Tuesday 15 April 2014

Sharing information in a few tweets? Not good enough!


This week, the KOSHH Party called out the SW London Collaborative Commissioning Group (SWLCCG)on letting slip some alarming information via Twitter and a link buried in their website.

It was generally thought that in June, there would be an announcement about plans for local hospitals, including St Helier Hospital. This followed on from the disastrously wasteful Better Service, Better Value (BSBV) programme in which the "preferred option" was for St Helier to lose A&E, maternity, renal and paediatric intensive care departments.

But via their Twitter account, SWLCCG revealed that in June they will release a "five-year strategy to set the standards and outcomes commissioners want to achieve" and that "details of how they achieve them will be the next step."

Dr Tiz North, KOSHH Party candidate for Sutton South challenges SWLCCG, saying that these tweets raise more questions than they answer.

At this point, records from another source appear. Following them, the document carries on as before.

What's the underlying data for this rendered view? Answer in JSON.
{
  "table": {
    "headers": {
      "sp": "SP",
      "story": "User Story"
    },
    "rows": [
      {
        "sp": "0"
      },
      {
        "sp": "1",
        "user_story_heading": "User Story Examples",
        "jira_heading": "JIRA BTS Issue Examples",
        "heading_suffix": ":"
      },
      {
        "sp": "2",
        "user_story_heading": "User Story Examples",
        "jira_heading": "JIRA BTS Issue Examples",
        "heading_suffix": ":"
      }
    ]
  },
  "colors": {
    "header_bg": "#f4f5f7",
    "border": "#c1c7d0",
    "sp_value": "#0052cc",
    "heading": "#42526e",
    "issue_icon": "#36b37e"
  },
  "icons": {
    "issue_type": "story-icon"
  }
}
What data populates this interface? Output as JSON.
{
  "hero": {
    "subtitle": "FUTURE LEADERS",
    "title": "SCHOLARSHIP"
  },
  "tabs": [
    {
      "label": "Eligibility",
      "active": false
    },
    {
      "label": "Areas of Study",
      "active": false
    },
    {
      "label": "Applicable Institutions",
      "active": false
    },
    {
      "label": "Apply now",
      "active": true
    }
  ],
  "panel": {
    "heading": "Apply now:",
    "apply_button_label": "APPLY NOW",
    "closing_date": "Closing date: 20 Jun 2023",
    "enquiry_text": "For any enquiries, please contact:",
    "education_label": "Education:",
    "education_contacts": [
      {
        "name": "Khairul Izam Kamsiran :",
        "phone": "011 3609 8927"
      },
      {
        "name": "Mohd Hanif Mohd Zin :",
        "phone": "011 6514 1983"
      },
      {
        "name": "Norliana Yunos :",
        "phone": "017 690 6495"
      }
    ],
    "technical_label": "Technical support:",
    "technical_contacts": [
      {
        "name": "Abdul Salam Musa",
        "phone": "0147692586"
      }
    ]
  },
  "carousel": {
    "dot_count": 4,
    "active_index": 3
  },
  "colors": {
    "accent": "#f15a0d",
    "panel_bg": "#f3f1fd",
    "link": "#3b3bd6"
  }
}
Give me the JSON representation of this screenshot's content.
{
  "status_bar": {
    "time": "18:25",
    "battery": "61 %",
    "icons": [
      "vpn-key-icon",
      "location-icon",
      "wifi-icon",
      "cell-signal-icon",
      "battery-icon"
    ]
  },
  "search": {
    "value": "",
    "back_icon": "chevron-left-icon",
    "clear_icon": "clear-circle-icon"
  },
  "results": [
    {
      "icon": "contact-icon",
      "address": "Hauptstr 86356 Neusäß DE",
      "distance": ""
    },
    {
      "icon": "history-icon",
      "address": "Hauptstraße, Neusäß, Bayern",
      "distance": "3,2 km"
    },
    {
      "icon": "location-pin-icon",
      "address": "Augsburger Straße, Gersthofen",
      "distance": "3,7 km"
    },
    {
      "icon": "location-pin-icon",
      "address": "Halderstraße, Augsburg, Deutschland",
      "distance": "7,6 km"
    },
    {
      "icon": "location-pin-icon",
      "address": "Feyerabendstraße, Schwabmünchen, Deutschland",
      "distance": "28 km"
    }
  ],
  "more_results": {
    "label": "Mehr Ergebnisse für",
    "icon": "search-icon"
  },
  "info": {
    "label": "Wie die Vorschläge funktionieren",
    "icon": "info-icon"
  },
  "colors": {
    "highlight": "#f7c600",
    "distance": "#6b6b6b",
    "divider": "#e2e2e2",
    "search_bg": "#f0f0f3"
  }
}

She asks SWLCCG: "Is this a case of BSBV in a new guise? Will the CCGs come up with the same strategy via slightly different means, such as applying the unrealistic London Quality Standards?".

In short, St Helier Hospital is not safe. It may seem on the surface that this sort of delay and obfuscation by the SWLCCG is helpful. After all, it delays any definite announcements about closing vital services and no Coalition MP wants to go into the 2015 General Election with the threat of a massive hospital closure hanging over their heads.

But it's not that simple. There have already been cuts to services at St Helier - there is just one paediatric ward with others moved to Epsom General Hospital and Ferguson House, which was to be the winner with the now-abandoned £219m refurbishment is a shell of its former self. Add to this creeping privatisation at St Helier, such as G4S winning a £3.5m contract for driving the hospital's non-emergency ambulances, despite one of their ambulances being involved in a patient losing his life, and it is clear to see we have a death by 1,000 cuts on our hands before any major cuts even happen or are announced.

As Dr Tiz North said, "unrealistic" standards could be applied to St Helier Hospital in the future which could potentially be used to justify a downgrading or, worse still, result in a closure under Clause 119 which gives the Health Secretary the power to close hospitals within 40 days.

This may seem like a rather lofty Westminster-level issue for a local election campaign but we need grassroots activism and action from concerned residents and from Merton and Sutton councillors from all the major parties. We call on Conservative and Liberal-Democrat candidates to challenge their colleagues in the House of Commons who voted for Clause 119 and to point out to them how it could potentially threaten hospitals across England, including St Helier Hospital.